To make good tuning decisions, you need a thorough understanding of packet reception in Red Hat Enterprise Linux. This section explains how network packets are received and processed, and where potential bottlenecks can occur.
A packet sent to a Red Hat Enterprise Linux system is received by the network interface card (NIC) and placed in either an internal hardware buffer or a ring buffer. The NIC then sends a hardware interrupt request, prompting the creation of a software interrupt operation to handle the interrupt request.
As part of the software interrupt operation, the packet is transferred from the buffer to the network stack. Depending on the packet and your network configuration, the packet is then forwarded, discarded, or passed to a socket receive queue for an application and then removed from the network stack. This process continues until either there are no packets left in the NIC hardware buffer, or a certain number of packets (specified in /proc/sys/net/core/dev_weight) are transferred.
The Red Hat Enterprise Linux Network Performance Tuning Guide available on the Red Hat Customer Portal contains information on packet reception in the Linux kernel, and covers the following areas of NIC tuning: SoftIRQ misses (netdev budget), tuned tuning daemon, numad NUMA daemon, CPU power states, interrupt balancing, pause frames, interrupt coalescence, adapter queue (netdev backlog), adapter RX and TX buffers, adapter TX queue, module parameters, adapter offloading, Jumbo Frames, TCP and UDP protocol tuning, and NUMA locality.

9.1.1. Before You Tune

Network performance problems are most often the result of hardware malfunction or faulty infrastructure. Red Hat highly recommends verifying that your hardware and infrastructure are working as expected before beginning to tune the network stack.

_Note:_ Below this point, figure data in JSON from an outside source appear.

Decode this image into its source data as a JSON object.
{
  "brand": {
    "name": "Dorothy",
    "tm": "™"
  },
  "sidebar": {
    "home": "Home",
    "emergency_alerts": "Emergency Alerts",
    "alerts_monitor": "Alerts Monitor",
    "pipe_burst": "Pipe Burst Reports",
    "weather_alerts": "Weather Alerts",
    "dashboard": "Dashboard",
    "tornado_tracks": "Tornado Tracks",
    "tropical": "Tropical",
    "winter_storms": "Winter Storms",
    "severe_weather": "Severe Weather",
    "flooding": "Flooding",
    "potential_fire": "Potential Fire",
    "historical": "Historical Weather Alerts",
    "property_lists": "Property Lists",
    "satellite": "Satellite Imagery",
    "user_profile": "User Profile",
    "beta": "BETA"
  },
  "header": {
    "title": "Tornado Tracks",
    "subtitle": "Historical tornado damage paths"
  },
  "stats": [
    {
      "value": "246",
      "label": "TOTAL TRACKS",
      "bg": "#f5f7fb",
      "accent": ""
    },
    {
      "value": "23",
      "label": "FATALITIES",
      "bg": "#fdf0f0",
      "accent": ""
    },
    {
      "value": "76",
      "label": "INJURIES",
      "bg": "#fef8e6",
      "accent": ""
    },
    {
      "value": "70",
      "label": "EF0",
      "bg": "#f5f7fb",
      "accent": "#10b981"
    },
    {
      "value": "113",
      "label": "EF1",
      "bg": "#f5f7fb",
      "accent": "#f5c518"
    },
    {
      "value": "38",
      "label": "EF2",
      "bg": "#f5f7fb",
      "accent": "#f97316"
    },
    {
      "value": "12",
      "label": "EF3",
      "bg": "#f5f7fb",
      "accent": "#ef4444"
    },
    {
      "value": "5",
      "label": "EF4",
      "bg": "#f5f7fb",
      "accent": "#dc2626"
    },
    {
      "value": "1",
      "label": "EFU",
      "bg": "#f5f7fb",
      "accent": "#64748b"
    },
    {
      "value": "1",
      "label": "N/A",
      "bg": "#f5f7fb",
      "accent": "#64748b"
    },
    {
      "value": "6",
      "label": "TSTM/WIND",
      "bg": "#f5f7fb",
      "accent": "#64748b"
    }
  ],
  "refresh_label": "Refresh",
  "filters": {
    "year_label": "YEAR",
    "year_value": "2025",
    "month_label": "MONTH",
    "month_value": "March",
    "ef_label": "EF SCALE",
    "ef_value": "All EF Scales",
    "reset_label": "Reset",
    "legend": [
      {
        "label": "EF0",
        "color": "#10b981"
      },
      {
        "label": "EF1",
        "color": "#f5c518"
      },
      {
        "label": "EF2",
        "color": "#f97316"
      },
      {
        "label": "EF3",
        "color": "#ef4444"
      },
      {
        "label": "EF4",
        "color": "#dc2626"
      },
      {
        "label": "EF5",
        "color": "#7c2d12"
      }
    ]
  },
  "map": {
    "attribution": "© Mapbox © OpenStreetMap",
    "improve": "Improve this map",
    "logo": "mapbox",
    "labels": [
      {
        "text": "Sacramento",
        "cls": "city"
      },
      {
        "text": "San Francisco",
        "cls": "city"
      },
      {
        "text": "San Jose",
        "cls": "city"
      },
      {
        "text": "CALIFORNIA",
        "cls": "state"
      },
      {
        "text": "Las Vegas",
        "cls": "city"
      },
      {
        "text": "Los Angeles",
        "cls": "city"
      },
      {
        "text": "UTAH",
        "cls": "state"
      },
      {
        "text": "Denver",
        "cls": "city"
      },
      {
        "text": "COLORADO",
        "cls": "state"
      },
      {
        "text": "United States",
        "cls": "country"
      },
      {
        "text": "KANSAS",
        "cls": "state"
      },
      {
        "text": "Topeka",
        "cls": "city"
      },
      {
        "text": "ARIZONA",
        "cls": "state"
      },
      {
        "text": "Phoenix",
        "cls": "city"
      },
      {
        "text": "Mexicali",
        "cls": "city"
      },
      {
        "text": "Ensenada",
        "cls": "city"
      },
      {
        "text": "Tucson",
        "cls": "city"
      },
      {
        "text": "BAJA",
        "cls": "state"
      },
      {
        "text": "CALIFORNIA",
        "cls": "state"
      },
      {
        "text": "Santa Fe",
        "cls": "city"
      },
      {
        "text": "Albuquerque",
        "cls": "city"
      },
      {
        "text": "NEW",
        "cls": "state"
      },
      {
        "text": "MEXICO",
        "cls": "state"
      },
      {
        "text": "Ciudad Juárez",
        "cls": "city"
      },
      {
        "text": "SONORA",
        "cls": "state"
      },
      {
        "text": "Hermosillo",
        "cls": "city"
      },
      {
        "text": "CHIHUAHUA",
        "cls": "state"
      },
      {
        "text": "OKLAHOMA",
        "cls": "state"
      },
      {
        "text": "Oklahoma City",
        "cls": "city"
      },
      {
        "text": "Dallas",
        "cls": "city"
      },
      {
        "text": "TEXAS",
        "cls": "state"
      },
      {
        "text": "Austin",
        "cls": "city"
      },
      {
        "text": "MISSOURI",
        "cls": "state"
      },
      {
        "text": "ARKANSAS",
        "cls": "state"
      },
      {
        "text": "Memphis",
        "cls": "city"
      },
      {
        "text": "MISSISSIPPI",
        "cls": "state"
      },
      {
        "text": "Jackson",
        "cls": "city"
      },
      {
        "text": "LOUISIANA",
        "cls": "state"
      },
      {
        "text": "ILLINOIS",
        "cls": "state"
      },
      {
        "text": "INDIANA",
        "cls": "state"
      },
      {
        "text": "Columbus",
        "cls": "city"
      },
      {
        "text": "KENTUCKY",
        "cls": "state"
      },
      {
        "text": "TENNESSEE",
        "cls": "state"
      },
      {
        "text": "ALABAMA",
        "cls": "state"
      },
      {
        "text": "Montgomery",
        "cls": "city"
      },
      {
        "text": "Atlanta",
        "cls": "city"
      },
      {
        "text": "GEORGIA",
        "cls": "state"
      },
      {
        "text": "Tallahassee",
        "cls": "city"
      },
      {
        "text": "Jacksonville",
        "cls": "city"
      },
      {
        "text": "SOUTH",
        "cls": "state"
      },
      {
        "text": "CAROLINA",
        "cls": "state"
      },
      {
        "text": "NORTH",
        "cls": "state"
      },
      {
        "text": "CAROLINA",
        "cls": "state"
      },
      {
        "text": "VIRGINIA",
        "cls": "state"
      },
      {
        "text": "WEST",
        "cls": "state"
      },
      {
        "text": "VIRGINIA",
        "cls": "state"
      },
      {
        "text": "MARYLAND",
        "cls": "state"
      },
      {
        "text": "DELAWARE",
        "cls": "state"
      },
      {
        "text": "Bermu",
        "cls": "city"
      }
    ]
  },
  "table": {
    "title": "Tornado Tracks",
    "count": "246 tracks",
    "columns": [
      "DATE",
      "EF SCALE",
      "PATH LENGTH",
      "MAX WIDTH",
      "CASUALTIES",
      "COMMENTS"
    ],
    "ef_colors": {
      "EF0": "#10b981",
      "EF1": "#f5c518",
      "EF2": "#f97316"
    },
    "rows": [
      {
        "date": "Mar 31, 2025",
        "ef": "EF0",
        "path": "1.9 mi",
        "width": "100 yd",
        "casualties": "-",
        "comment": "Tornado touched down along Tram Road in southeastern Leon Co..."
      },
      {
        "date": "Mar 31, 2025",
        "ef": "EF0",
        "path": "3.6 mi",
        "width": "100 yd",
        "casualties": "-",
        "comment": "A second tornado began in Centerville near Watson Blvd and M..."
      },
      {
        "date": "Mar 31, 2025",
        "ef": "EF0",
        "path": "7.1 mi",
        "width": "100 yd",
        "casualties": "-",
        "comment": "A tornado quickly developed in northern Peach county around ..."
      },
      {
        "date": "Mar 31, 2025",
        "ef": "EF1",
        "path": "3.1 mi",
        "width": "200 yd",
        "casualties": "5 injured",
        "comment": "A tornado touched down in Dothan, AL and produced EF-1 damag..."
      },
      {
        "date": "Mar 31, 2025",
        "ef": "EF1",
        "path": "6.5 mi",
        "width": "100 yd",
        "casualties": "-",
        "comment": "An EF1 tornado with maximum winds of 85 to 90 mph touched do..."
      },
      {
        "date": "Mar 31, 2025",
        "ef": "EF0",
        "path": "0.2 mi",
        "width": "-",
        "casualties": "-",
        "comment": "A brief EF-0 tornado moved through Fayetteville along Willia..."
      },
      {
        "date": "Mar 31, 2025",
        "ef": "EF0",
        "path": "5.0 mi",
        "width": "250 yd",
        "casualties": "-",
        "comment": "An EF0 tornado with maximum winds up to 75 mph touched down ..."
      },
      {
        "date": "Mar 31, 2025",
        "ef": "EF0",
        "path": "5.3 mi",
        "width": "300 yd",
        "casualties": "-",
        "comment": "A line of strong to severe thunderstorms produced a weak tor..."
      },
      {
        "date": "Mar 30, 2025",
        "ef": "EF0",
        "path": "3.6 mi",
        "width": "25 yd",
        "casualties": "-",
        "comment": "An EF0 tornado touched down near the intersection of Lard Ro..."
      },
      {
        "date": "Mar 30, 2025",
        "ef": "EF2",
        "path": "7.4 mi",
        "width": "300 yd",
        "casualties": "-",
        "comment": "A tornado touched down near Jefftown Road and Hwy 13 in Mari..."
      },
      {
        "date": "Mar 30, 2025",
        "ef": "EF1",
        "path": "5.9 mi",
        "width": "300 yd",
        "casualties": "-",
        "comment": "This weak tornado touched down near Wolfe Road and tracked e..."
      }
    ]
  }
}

9.1.2. Bottlenecks in Packet Reception

While the network stack is largely self-optimizing, there are a number of points during network packet processing that can become bottlenecks and reduce performance.
The NIC hardware buffer or ring buffer
The hardware buffer might be a bottleneck if a large number of packets are being dropped. For information about monitoring your system for dropped packets, see Section 9.2.4, “ethtool”.
The hardware or software interrupt queues
Interrupts can increase latency and processor contention. For information on how interrupts are handled by the processor, see Section 6.1.3, “Interrupt Request (IRQ) Handling”. For information on how to monitor interrupt handling in your system, see Section 6.2.3, “/proc/interrupts”. For configuration options that affect interrupt handling, see Section 6.3.7, “Setting Interrupt Affinity on AMD64 and Intel 64”.
The socket receive queue for the application
A bottleneck in an application's receive queue is indicated by a large number of packets that are not copied to the requesting application, or by an increase in UDP input errors (InErrors) in /proc/net/snmp. For information about monitoring your system for these errors, see Section 9.2.1, “ss” and Section 9.2.5, “/proc/net/snmp”.